Anaëlle releva son visage, rassurée par la parole du Maître.

— Merci...

— Allons, ne me remercie pas ! exclama-t-il en reprenant sa place.

Ross remarqua qu’il lui manquait de l’eau.

— Tiens, Anaëlle, passe-moi le seau d’eau, je te prie. Et s’il en manque, tu pourrais m’en chercher dehors. Mais avant, change-toi ! Tu vas salir ta belle robe… D’ailleurs ce soir, tu vas m’expliquer pourquoi t’es vêtue avec un tel accoutrement.

Elle s’approcha du seau, remarqua qu’il était vide et partit en chercher à l’extérieur. Voyant qu’elle n’avait pas écouté son propos, Ross se mit à réfléchir :

Hommes, femmes, ils n’en font qu’à leur tête, c’est incroyable ! Et plus encore ces deux-là, étrange, pensa-t-il en soufflant sur la limaille de fer déposée sur la hache.

Le repas fin prêt, tous deux s’assirent devant une assiette pleine d’une bouillie à la couleur douteuse, mais dont l’odeur n’en restait pas moins délicieuse. Lorsqu’Anaëlle plongea la fourchette dans son assiette et qu’elle la mit dans sa bouche, elle fit les yeux gros. Ross se mit à sourire, il savait que c’était bon même si ça n’en avait pas l’air.

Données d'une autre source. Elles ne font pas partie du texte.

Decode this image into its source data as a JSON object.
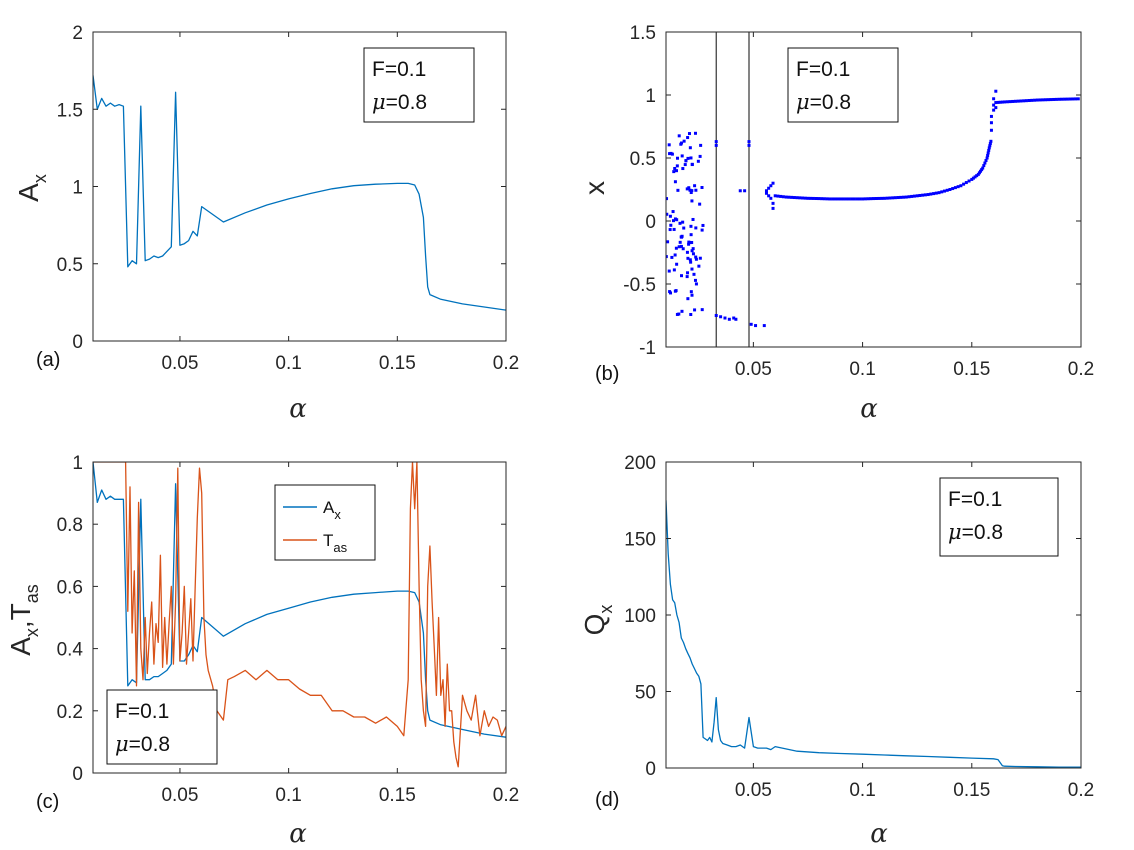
{
  "chart_data": [
    {
      "panel": "(a)",
      "type": "line",
      "xlabel": "α",
      "ylabel": "A",
      "ylabel_sub": "x",
      "xlim": [
        0.01,
        0.2
      ],
      "ylim": [
        0,
        2
      ],
      "xticks": [
        0.05,
        0.1,
        0.15,
        0.2
      ],
      "xtick_labels": [
        "0.05",
        "0.1",
        "0.15",
        "0.2"
      ],
      "yticks": [
        0,
        0.5,
        1,
        1.5,
        2
      ],
      "ytick_labels": [
        "0",
        "0.5",
        "1",
        "1.5",
        "2"
      ],
      "annotation": {
        "line1": "F=0.1",
        "line2_sym": "μ",
        "line2_rest": "=0.8"
      },
      "series": [
        {
          "name": "A_x",
          "color": "#0072BD",
          "x": [
            0.01,
            0.012,
            0.014,
            0.016,
            0.018,
            0.02,
            0.022,
            0.024,
            0.026,
            0.028,
            0.03,
            0.032,
            0.034,
            0.036,
            0.038,
            0.04,
            0.042,
            0.044,
            0.046,
            0.048,
            0.05,
            0.052,
            0.054,
            0.056,
            0.058,
            0.06,
            0.07,
            0.08,
            0.09,
            0.1,
            0.11,
            0.12,
            0.13,
            0.14,
            0.15,
            0.155,
            0.158,
            0.16,
            0.162,
            0.163,
            0.164,
            0.165,
            0.17,
            0.18,
            0.19,
            0.2
          ],
          "y": [
            1.72,
            1.5,
            1.57,
            1.52,
            1.54,
            1.52,
            1.53,
            1.52,
            0.48,
            0.52,
            0.5,
            1.52,
            0.52,
            0.53,
            0.55,
            0.54,
            0.55,
            0.58,
            0.61,
            1.61,
            0.62,
            0.63,
            0.65,
            0.71,
            0.68,
            0.87,
            0.77,
            0.83,
            0.88,
            0.92,
            0.955,
            0.985,
            1.005,
            1.015,
            1.02,
            1.02,
            1.01,
            0.95,
            0.8,
            0.55,
            0.35,
            0.3,
            0.27,
            0.24,
            0.22,
            0.2
          ]
        }
      ]
    },
    {
      "panel": "(b)",
      "type": "scatter",
      "xlabel": "α",
      "ylabel": "x",
      "xlim": [
        0.01,
        0.2
      ],
      "ylim": [
        -1,
        1.5
      ],
      "xticks": [
        0.05,
        0.1,
        0.15,
        0.2
      ],
      "xtick_labels": [
        "0.05",
        "0.1",
        "0.15",
        "0.2"
      ],
      "yticks": [
        -1,
        -0.5,
        0,
        0.5,
        1,
        1.5
      ],
      "ytick_labels": [
        "-1",
        "-0.5",
        "0",
        "0.5",
        "1",
        "1.5"
      ],
      "annotation": {
        "line1": "F=0.1",
        "line2_sym": "μ",
        "line2_rest": "=0.8"
      },
      "point_color": "#0000FF",
      "vlines": [
        0.033,
        0.048
      ],
      "vline_color": "#333333",
      "chaotic_region": {
        "x_range": [
          0.01,
          0.027
        ],
        "y_range": [
          -0.75,
          0.7
        ],
        "count": 110
      },
      "points": [
        [
          0.033,
          -0.75
        ],
        [
          0.035,
          -0.76
        ],
        [
          0.037,
          -0.77
        ],
        [
          0.039,
          -0.78
        ],
        [
          0.041,
          -0.77
        ],
        [
          0.042,
          -0.78
        ],
        [
          0.049,
          -0.82
        ],
        [
          0.051,
          -0.83
        ],
        [
          0.055,
          -0.83
        ],
        [
          0.044,
          0.24
        ],
        [
          0.046,
          0.24
        ],
        [
          0.033,
          0.63
        ],
        [
          0.033,
          0.6
        ],
        [
          0.048,
          0.63
        ],
        [
          0.048,
          0.6
        ],
        [
          0.056,
          0.22
        ],
        [
          0.056,
          0.24
        ],
        [
          0.057,
          0.26
        ],
        [
          0.057,
          0.2
        ],
        [
          0.058,
          0.18
        ],
        [
          0.058,
          0.28
        ],
        [
          0.059,
          0.14
        ],
        [
          0.059,
          0.3
        ],
        [
          0.059,
          0.1
        ]
      ],
      "branch": {
        "x": [
          0.06,
          0.065,
          0.07,
          0.075,
          0.08,
          0.085,
          0.09,
          0.095,
          0.1,
          0.105,
          0.11,
          0.115,
          0.12,
          0.125,
          0.13,
          0.135,
          0.14,
          0.145,
          0.15,
          0.153,
          0.155,
          0.157,
          0.158,
          0.159
        ],
        "y": [
          0.2,
          0.19,
          0.185,
          0.18,
          0.178,
          0.175,
          0.175,
          0.175,
          0.175,
          0.178,
          0.18,
          0.185,
          0.19,
          0.2,
          0.21,
          0.225,
          0.25,
          0.28,
          0.33,
          0.37,
          0.42,
          0.5,
          0.58,
          0.65
        ]
      },
      "jump_points": [
        [
          0.159,
          0.72
        ],
        [
          0.159,
          0.78
        ],
        [
          0.159,
          0.83
        ],
        [
          0.16,
          0.88
        ],
        [
          0.16,
          0.92
        ],
        [
          0.16,
          0.97
        ],
        [
          0.161,
          1.03
        ],
        [
          0.161,
          0.9
        ]
      ],
      "upper_branch": {
        "x": [
          0.161,
          0.165,
          0.17,
          0.175,
          0.18,
          0.185,
          0.19,
          0.195,
          0.2
        ],
        "y": [
          0.94,
          0.945,
          0.95,
          0.955,
          0.96,
          0.963,
          0.966,
          0.968,
          0.97
        ]
      }
    },
    {
      "panel": "(c)",
      "type": "line",
      "xlabel": "α",
      "ylabel": "A",
      "ylabel_sub": "x",
      "ylabel_mid": ",T",
      "ylabel_sub2": "as",
      "xlim": [
        0.01,
        0.2
      ],
      "ylim": [
        0,
        1
      ],
      "xticks": [
        0.05,
        0.1,
        0.15,
        0.2
      ],
      "xtick_labels": [
        "0.05",
        "0.1",
        "0.15",
        "0.2"
      ],
      "yticks": [
        0,
        0.2,
        0.4,
        0.6,
        0.8,
        1
      ],
      "ytick_labels": [
        "0",
        "0.2",
        "0.4",
        "0.6",
        "0.8",
        "1"
      ],
      "annotation": {
        "line1": "F=0.1",
        "line2_sym": "μ",
        "line2_rest": "=0.8"
      },
      "legend": {
        "position": "top-right",
        "entries": [
          {
            "label": "A",
            "sub": "x"
          },
          {
            "label": "T",
            "sub": "as"
          }
        ]
      },
      "series": [
        {
          "name": "A_x",
          "color": "#0072BD",
          "x": [
            0.01,
            0.012,
            0.014,
            0.016,
            0.018,
            0.02,
            0.022,
            0.024,
            0.026,
            0.028,
            0.03,
            0.032,
            0.034,
            0.036,
            0.038,
            0.04,
            0.042,
            0.044,
            0.046,
            0.048,
            0.05,
            0.052,
            0.054,
            0.056,
            0.058,
            0.06,
            0.07,
            0.08,
            0.09,
            0.1,
            0.11,
            0.12,
            0.13,
            0.14,
            0.15,
            0.155,
            0.158,
            0.16,
            0.162,
            0.163,
            0.164,
            0.165,
            0.17,
            0.18,
            0.19,
            0.2
          ],
          "y": [
            1.0,
            0.87,
            0.91,
            0.88,
            0.89,
            0.88,
            0.88,
            0.88,
            0.28,
            0.3,
            0.29,
            0.88,
            0.3,
            0.3,
            0.31,
            0.31,
            0.32,
            0.33,
            0.35,
            0.93,
            0.36,
            0.36,
            0.38,
            0.41,
            0.39,
            0.5,
            0.44,
            0.48,
            0.51,
            0.53,
            0.55,
            0.565,
            0.575,
            0.58,
            0.585,
            0.585,
            0.58,
            0.55,
            0.45,
            0.3,
            0.2,
            0.17,
            0.155,
            0.14,
            0.125,
            0.115
          ]
        },
        {
          "name": "T_as",
          "color": "#D95319",
          "x": [
            0.01,
            0.015,
            0.02,
            0.025,
            0.026,
            0.027,
            0.028,
            0.029,
            0.03,
            0.031,
            0.032,
            0.033,
            0.034,
            0.035,
            0.036,
            0.037,
            0.038,
            0.039,
            0.04,
            0.041,
            0.042,
            0.043,
            0.044,
            0.045,
            0.046,
            0.047,
            0.048,
            0.049,
            0.05,
            0.051,
            0.052,
            0.053,
            0.054,
            0.055,
            0.056,
            0.057,
            0.058,
            0.059,
            0.06,
            0.061,
            0.062,
            0.063,
            0.065,
            0.067,
            0.07,
            0.072,
            0.075,
            0.08,
            0.085,
            0.09,
            0.095,
            0.1,
            0.105,
            0.11,
            0.115,
            0.12,
            0.125,
            0.13,
            0.135,
            0.14,
            0.145,
            0.15,
            0.153,
            0.155,
            0.156,
            0.157,
            0.158,
            0.159,
            0.16,
            0.161,
            0.162,
            0.163,
            0.164,
            0.165,
            0.166,
            0.167,
            0.168,
            0.169,
            0.17,
            0.171,
            0.172,
            0.173,
            0.174,
            0.175,
            0.176,
            0.177,
            0.178,
            0.18,
            0.182,
            0.184,
            0.186,
            0.188,
            0.19,
            0.192,
            0.194,
            0.196,
            0.198,
            0.2
          ],
          "y": [
            1.0,
            1.0,
            1.0,
            1.0,
            0.52,
            0.92,
            0.45,
            0.65,
            0.28,
            0.87,
            0.4,
            0.3,
            0.5,
            0.32,
            0.45,
            0.55,
            0.35,
            0.48,
            0.42,
            0.7,
            0.34,
            0.5,
            0.35,
            0.48,
            0.6,
            0.35,
            0.55,
            0.98,
            0.36,
            0.45,
            0.6,
            0.35,
            0.45,
            0.56,
            0.36,
            0.6,
            0.82,
            0.98,
            0.9,
            0.5,
            0.38,
            0.33,
            0.28,
            0.2,
            0.17,
            0.3,
            0.31,
            0.33,
            0.3,
            0.33,
            0.3,
            0.3,
            0.27,
            0.25,
            0.25,
            0.2,
            0.2,
            0.18,
            0.18,
            0.16,
            0.18,
            0.15,
            0.12,
            0.3,
            0.85,
            1.0,
            0.85,
            1.0,
            0.6,
            0.3,
            0.2,
            0.15,
            0.6,
            0.73,
            0.55,
            0.4,
            0.25,
            0.5,
            0.25,
            0.3,
            0.15,
            0.35,
            0.2,
            0.2,
            0.1,
            0.05,
            0.02,
            0.25,
            0.2,
            0.17,
            0.25,
            0.12,
            0.2,
            0.15,
            0.18,
            0.17,
            0.12,
            0.15
          ]
        }
      ]
    },
    {
      "panel": "(d)",
      "type": "line",
      "xlabel": "α",
      "ylabel": "Q",
      "ylabel_sub": "x",
      "xlim": [
        0.01,
        0.2
      ],
      "ylim": [
        0,
        200
      ],
      "xticks": [
        0.05,
        0.1,
        0.15,
        0.2
      ],
      "xtick_labels": [
        "0.05",
        "0.1",
        "0.15",
        "0.2"
      ],
      "yticks": [
        0,
        50,
        100,
        150,
        200
      ],
      "ytick_labels": [
        "0",
        "50",
        "100",
        "150",
        "200"
      ],
      "annotation": {
        "line1": "F=0.1",
        "line2_sym": "μ",
        "line2_rest": "=0.8"
      },
      "series": [
        {
          "name": "Q_x",
          "color": "#0072BD",
          "x": [
            0.01,
            0.011,
            0.012,
            0.013,
            0.014,
            0.015,
            0.016,
            0.017,
            0.018,
            0.019,
            0.02,
            0.021,
            0.022,
            0.023,
            0.024,
            0.025,
            0.026,
            0.027,
            0.028,
            0.029,
            0.03,
            0.031,
            0.032,
            0.033,
            0.034,
            0.035,
            0.036,
            0.038,
            0.04,
            0.042,
            0.044,
            0.046,
            0.048,
            0.05,
            0.052,
            0.054,
            0.056,
            0.058,
            0.06,
            0.07,
            0.08,
            0.09,
            0.1,
            0.11,
            0.12,
            0.13,
            0.14,
            0.15,
            0.16,
            0.162,
            0.164,
            0.165,
            0.17,
            0.18,
            0.19,
            0.2
          ],
          "y": [
            175,
            140,
            120,
            110,
            108,
            100,
            95,
            85,
            82,
            78,
            75,
            72,
            68,
            65,
            62,
            60,
            55,
            20,
            19,
            18,
            20,
            17,
            30,
            46,
            25,
            18,
            16,
            15,
            14,
            14,
            15,
            13,
            33,
            14,
            13,
            13,
            13,
            12,
            14,
            11,
            10,
            9.5,
            9,
            8.5,
            8,
            7.5,
            7,
            6.5,
            6,
            5.5,
            1.5,
            1.2,
            1,
            0.8,
            0.6,
            0.5
          ]
        }
      ]
    }
  ]
}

— Alors, pourquoi cette robe ?

Elle posa sa fourchette et baissa les yeux.

— Comment vous dire ?… J’ai voulu agir sans réfléchir et suis allée voir le Préfet de Luzina.

Anaëlle était morte de honte, Ross serra des poings, il savait quel personnage était Ramirez et sut ce qu’elle en avait risqué. Un silence s’empara d’eux et il ajouta :

— Allez, mange, sinon ça va refroidir.

Le repas se termina dans le calme et la douleur, tous deux aimaient Rakièl au point de faire de belles erreurs. Quand, dans l’esprit du Maître, une idée apparut :

— Que dirais-tu de venir avec moi demain au district voisin porter les armes que j’ai terminées aujourd’hui. Cela nous changera les idées, qu’en dis-tu ?

Anaëlle sourit et acquiesça, visiblement ravie d’entendre cette proposition. Et la clarté du jour laissa place à une nuit plus douce que la précédente.